Meta helped build China’s DeepSeek: Whistleblower testimony

Former Meta executive Sarah Wynn-Williams is set to testify before the US Senate Judiciary Committee on Wednesday, revealing how the company’s AI model, Llama, played a critical role in accelerating China’s AI capabilities — particularly contributing to the rise of DeepSeek.

Actively endorsed by Chinese officials, DeepSeek has emerged as a formidable rival to OpenAI, with its launch costing just $6 million — a fraction of what most large language models require. Its emergence has created ripples across the world with many seeing it as an affordable alternative to AI models from OpenAI and Meta.

Citing “Project Aldrin” as Meta’s secret mission to get into China, Wynn-William’s written testimony stated, “Meta built a physical pipeline connecting the United States and China. Meta executives ignored warnings that this would provide backdoor access to the Chinese Communist Party, allowing them to intercept the personal data and private messages of American citizens. The only reason China does not currently have access to US user data through this pipeline is because Congress stepped in.”

She also claimed that “Meta’s AI model – Llama – has contributed significantly to Chinese advances in AI technologies like DeepSeek.”

According to the testimony, Meta started briefing the Chinese Communist Party as early as 2014, focusing on critical emerging technologies, including AI, the explicit goal being to help China outcompete US companies.

“There’s a straight line you can draw from these briefings to the recent revelations that China is developing AI models for military use, relying on Meta’s Llama model. Meta’s internal documents describe their sales pitch for why China should allow them in the market by quote ‘help[ing] China increase global influence and promote the China Dream,’” Williams’ testimony read.

AI Arms Race

These revelations surface at a tense moment in US-China relations, as Washington continues to impose export restrictions on advanced AI chips in a bid to curb China’s progress in developing next-generation generative AI models.

“The United States has introduced regulatory guardrails, including export controls and multilateral agreements, to prevent unintended AI knowledge transfer — particularly to strategic competitors like China. Yet enforcement remains a major challenge, as loopholes and evasion tactics limit effectiveness. The core challenge lies in balancing national security with the need to foster domestic innovation,” said Prabhu Ram, VP of Industry Research Group at CyberMedia Research.

The recent disclosures about Facebook allegedly aiding China in AI development could significantly undermine global efforts to safeguard sensitive AI technologies. If proven true, it may trigger fresh calls for stricter compliance, re-evaluation of public-private partnerships, and even new international AI norms.
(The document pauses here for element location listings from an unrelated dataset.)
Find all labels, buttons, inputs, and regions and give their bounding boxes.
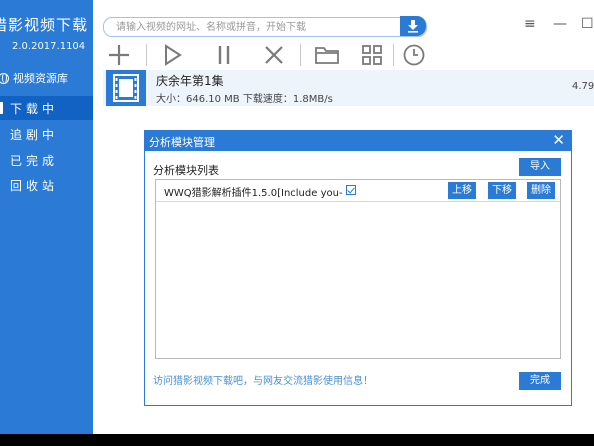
toolbar-separator — [393, 44, 394, 66]
sidebar-item-completed[interactable]: 已完成 — [0, 148, 93, 172]
film-icon — [113, 74, 139, 102]
dialog-header: 分析模块管理 ✕ — [145, 131, 571, 151]
app-window: 猎影视频下载 2.0.2017.1104 视频资源库 下载中 追剧中 已完成 回… — [0, 0, 594, 434]
download-title: 庆余年第1集 — [156, 74, 224, 88]
download-info: 大小：646.10 MB 下载速度：1.8MB/s — [156, 94, 333, 105]
add-icon[interactable] — [107, 43, 131, 67]
app-title: 猎影视频下载 — [0, 16, 89, 34]
screen-border — [0, 434, 594, 446]
module-manager-dialog: 分析模块管理 ✕ 分析模块列表 导入 WWQ猎影解析插件1.5.0[Includ… — [144, 130, 572, 406]
import-button[interactable]: 导入 — [519, 158, 561, 176]
download-icon — [408, 20, 418, 33]
minimize-button[interactable]: — — [553, 16, 567, 32]
search-input[interactable] — [114, 19, 398, 36]
move-down-button[interactable]: 下移 — [488, 182, 516, 199]
maximize-button[interactable]: ☐ — [581, 16, 594, 32]
sidebar-item-recycle-bin[interactable]: 回收站 — [0, 173, 93, 197]
clock-icon[interactable] — [402, 43, 426, 67]
sidebar-item-label: 已完成 — [10, 153, 59, 168]
toolbar-separator — [146, 44, 147, 66]
sidebar-item-following[interactable]: 追剧中 — [0, 122, 93, 146]
grid-icon[interactable] — [360, 43, 384, 67]
dialog-title: 分析模块管理 — [149, 136, 215, 149]
move-up-button[interactable]: 上移 — [448, 182, 476, 199]
module-list: WWQ猎影解析插件1.5.0[Include you- 上移 下移 删除 — [155, 179, 561, 359]
list-item[interactable]: WWQ猎影解析插件1.5.0[Include you- 上移 下移 删除 — [156, 180, 560, 202]
globe-icon — [0, 72, 9, 84]
delete-button[interactable]: 删除 — [527, 182, 555, 199]
sidebar-item-label: 下载中 — [10, 101, 59, 116]
menu-icon[interactable]: ≡ — [524, 16, 536, 32]
download-percent: 4.79 — [572, 81, 594, 92]
sidebar-item-downloading[interactable]: 下载中 — [0, 96, 93, 120]
download-button[interactable] — [400, 16, 426, 36]
sidebar-item-label: 追剧中 — [10, 127, 59, 142]
sidebar: 猎影视频下载 2.0.2017.1104 视频资源库 下载中 追剧中 已完成 回… — [0, 0, 93, 434]
video-thumbnail — [106, 70, 146, 106]
folder-icon[interactable] — [314, 43, 340, 67]
search-box — [103, 17, 427, 37]
active-indicator — [0, 102, 3, 114]
done-button[interactable]: 完成 — [519, 372, 561, 390]
play-icon[interactable] — [160, 43, 184, 67]
resource-library-label: 视频资源库 — [13, 72, 68, 85]
plugin-enabled-checkbox[interactable] — [346, 185, 356, 195]
module-list-label: 分析模块列表 — [153, 164, 219, 177]
sidebar-item-resource-library[interactable]: 视频资源库 — [0, 70, 68, 86]
close-button[interactable]: ✕ — [552, 132, 565, 149]
sidebar-item-label: 回收站 — [10, 178, 59, 193]
forum-link[interactable]: 访问猎影视频下载吧，与网友交流猎影使用信息！ — [153, 372, 373, 387]
pause-icon[interactable] — [212, 43, 236, 67]
plugin-name: WWQ猎影解析插件1.5.0[Include you- — [164, 188, 343, 199]
app-version: 2.0.2017.1104 — [12, 41, 86, 52]
toolbar-separator — [300, 44, 301, 66]
delete-icon[interactable] — [262, 43, 286, 67]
Such a breach of trust could erode collaboration among democratic AI powers and give China a strategic edge in critical AI applications, including military and surveillance.

As this new development can put in more guardrails, restricting the development of global AI models, Ram added, “Overly broad restrictions could stifle US research and weaken its global AI leadership. Targeted, proportionate controls and stronger enforcement are needed.”
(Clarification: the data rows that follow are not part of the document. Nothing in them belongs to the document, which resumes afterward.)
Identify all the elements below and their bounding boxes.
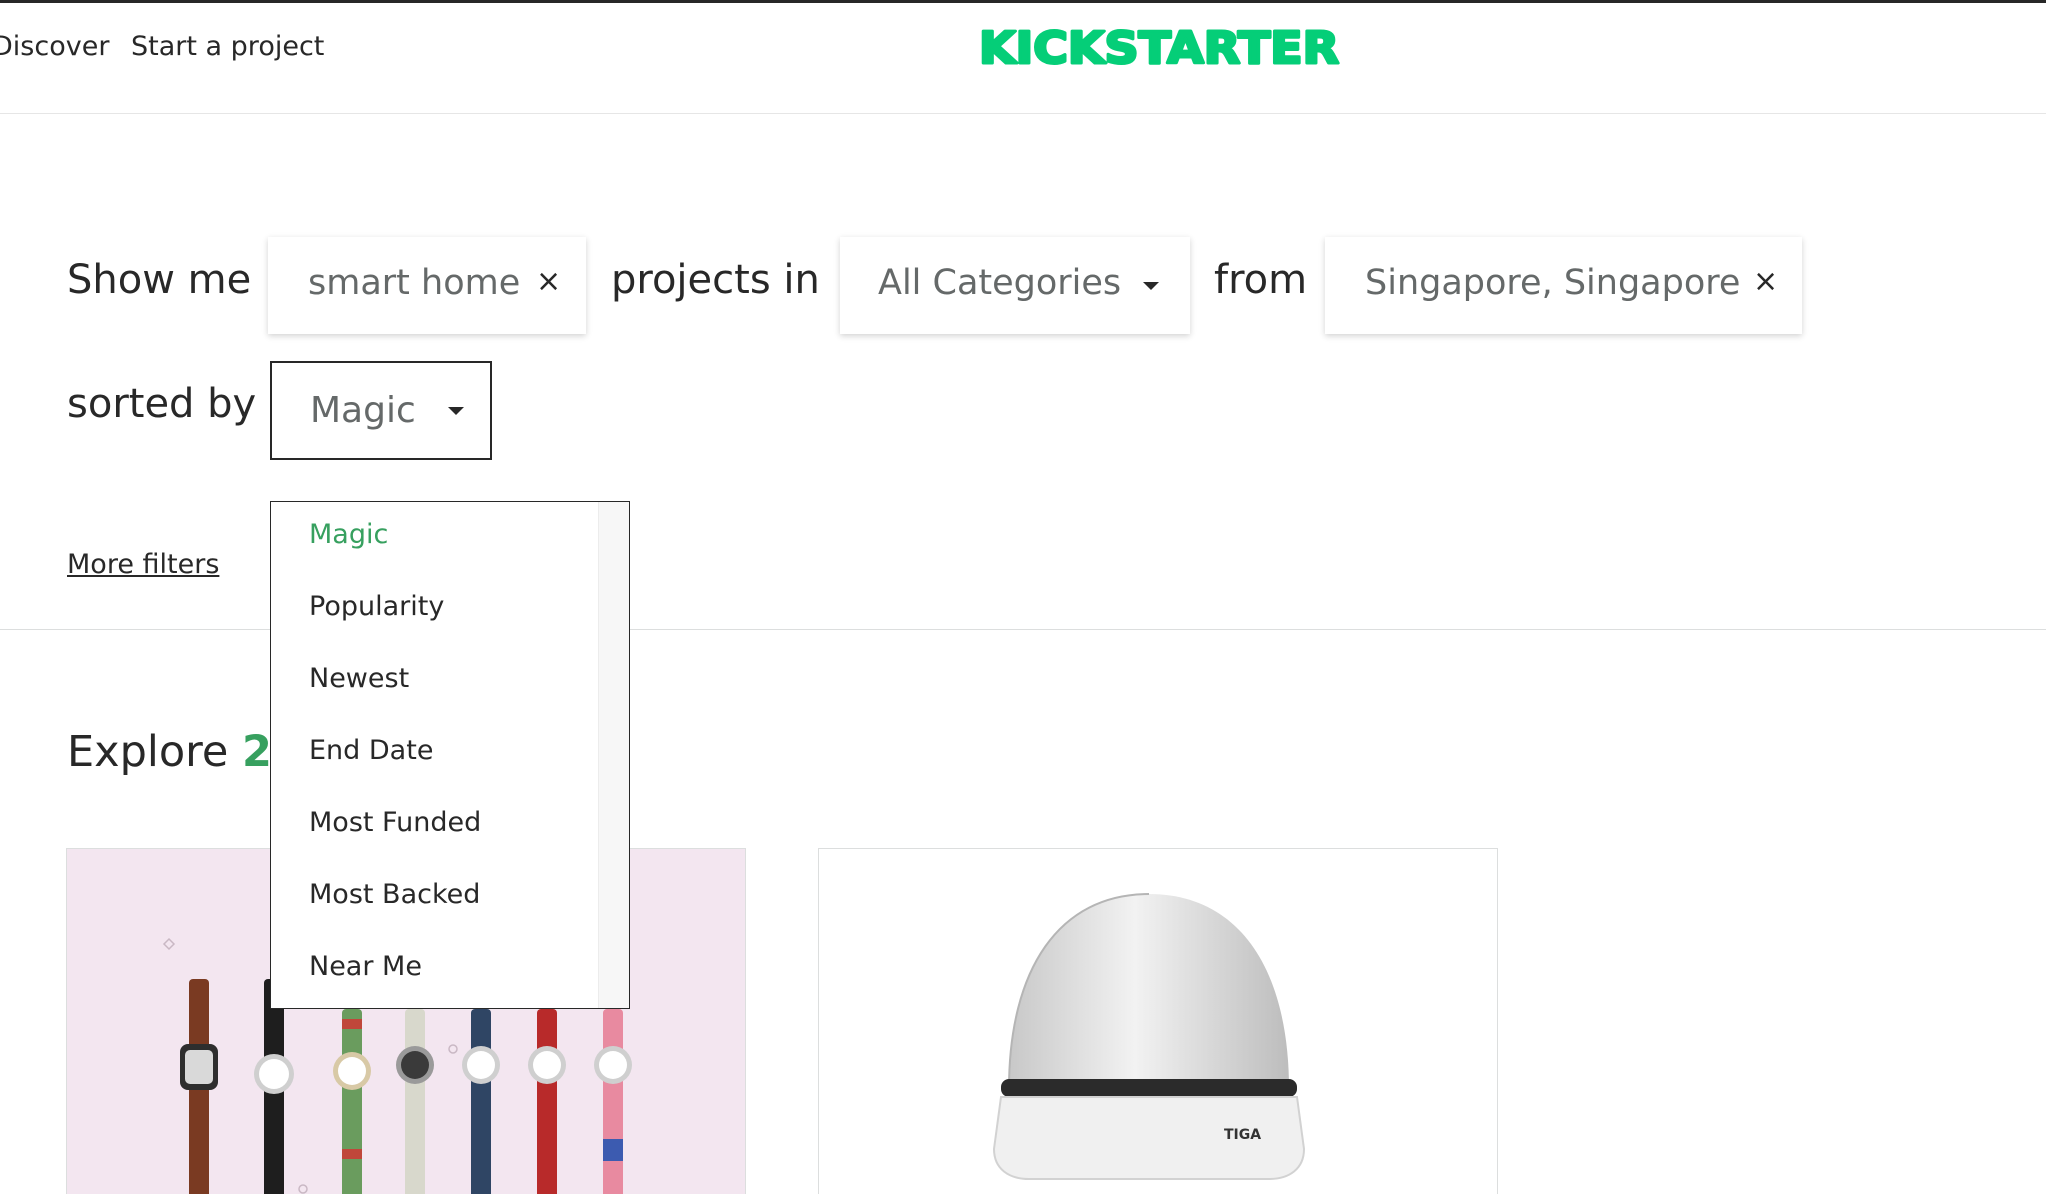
sort-select[interactable]: Magic [270,361,492,460]
clear-location-icon[interactable]: × [1753,264,1778,299]
sort-option-near-me[interactable]: Near Me [309,951,422,982]
kickstarter-logo-mark: KICKSTARTER [978,22,1341,76]
tiga-brand-text: TIGA [1224,1127,1261,1143]
tiga-device-image: TIGA [992,893,1306,1180]
sort-dropdown-menu: Magic Popularity Newest End Date Most Fu… [270,501,630,1009]
from-label: from [1214,257,1308,303]
site-header: Discover Start a project KICKSTARTER [0,3,2046,114]
search-term-value: smart home [308,263,521,303]
more-filters-link[interactable]: More filters [67,549,219,580]
clear-search-icon[interactable]: × [536,264,561,299]
sort-option-most-backed[interactable]: Most Backed [309,879,480,910]
category-select[interactable]: All Categories [840,237,1190,334]
sort-value: Magic [310,390,416,431]
sorted-by-label: sorted by [67,381,257,427]
show-me-label: Show me [67,257,252,303]
explore-heading: Explore 2 [67,727,272,777]
explore-prefix: Explore [67,727,229,777]
dropdown-scrollbar[interactable] [598,502,629,1008]
search-term-pill[interactable]: smart home × [268,237,586,334]
sort-option-popularity[interactable]: Popularity [309,591,444,622]
sort-option-most-funded[interactable]: Most Funded [309,807,481,838]
chevron-down-icon [1143,282,1159,290]
location-pill[interactable]: Singapore, Singapore × [1325,237,1802,334]
projects-in-label: projects in [611,257,820,303]
nav-start-project-link[interactable]: Start a project [131,31,324,62]
explore-count: 2 [242,727,272,777]
category-value: All Categories [878,263,1122,303]
kickstarter-logo[interactable]: KICKSTARTER [978,22,1341,76]
sort-option-magic[interactable]: Magic [309,519,388,550]
sort-option-newest[interactable]: Newest [309,663,409,694]
logo-text: KICKSTARTER [979,23,1339,69]
nav-discover-link[interactable]: Discover [0,31,109,62]
sort-option-end-date[interactable]: End Date [309,735,433,766]
project-card-tiga[interactable]: TIGA [818,848,1498,1194]
page: Discover Start a project KICKSTARTER Sho… [0,0,2046,1194]
chevron-down-icon [448,407,464,415]
location-value: Singapore, Singapore [1365,263,1741,303]
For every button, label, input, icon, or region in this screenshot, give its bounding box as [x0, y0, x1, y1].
However, according to a Rest of World analysis, the US and China have been the most frequent partners in AI research over the past 10 years.   

Open-Source at a crossroads

Open-source models such as Llama give developers and companies the freedom to train, fine-tune, and run AI on their own infrastructure — enabling full control over performance, privacy, and cost. They also help avoid lock-in to closed vendors, making it easier to build secure, efficient, and future-ready AI systems tailored to specific needs.

While open source has significantly lowered the barriers to entry for AI innovation, experts believe that Meta’s Llama models have been central to this shift enabling a wide range of companies to build AI solutions. This openness also raises complex questions around ownership, accountability, and national security — especially when models are repurposed in jurisdictions with differing regulatory norms and strategic goals.

This new revelation of Meta playing a crucial role in the development of DeepSeek highlights the growing tension between openness and strategic control. “Emerging markets are likely to accelerate efforts to establish clearer AI governance frameworks — balancing local innovation with context-specific challenges. At the same time, they will seek to reduce risks of misuse and dependency on external foundations through proactive guardrails that ensure responsible oversight and effective management,” Ram said.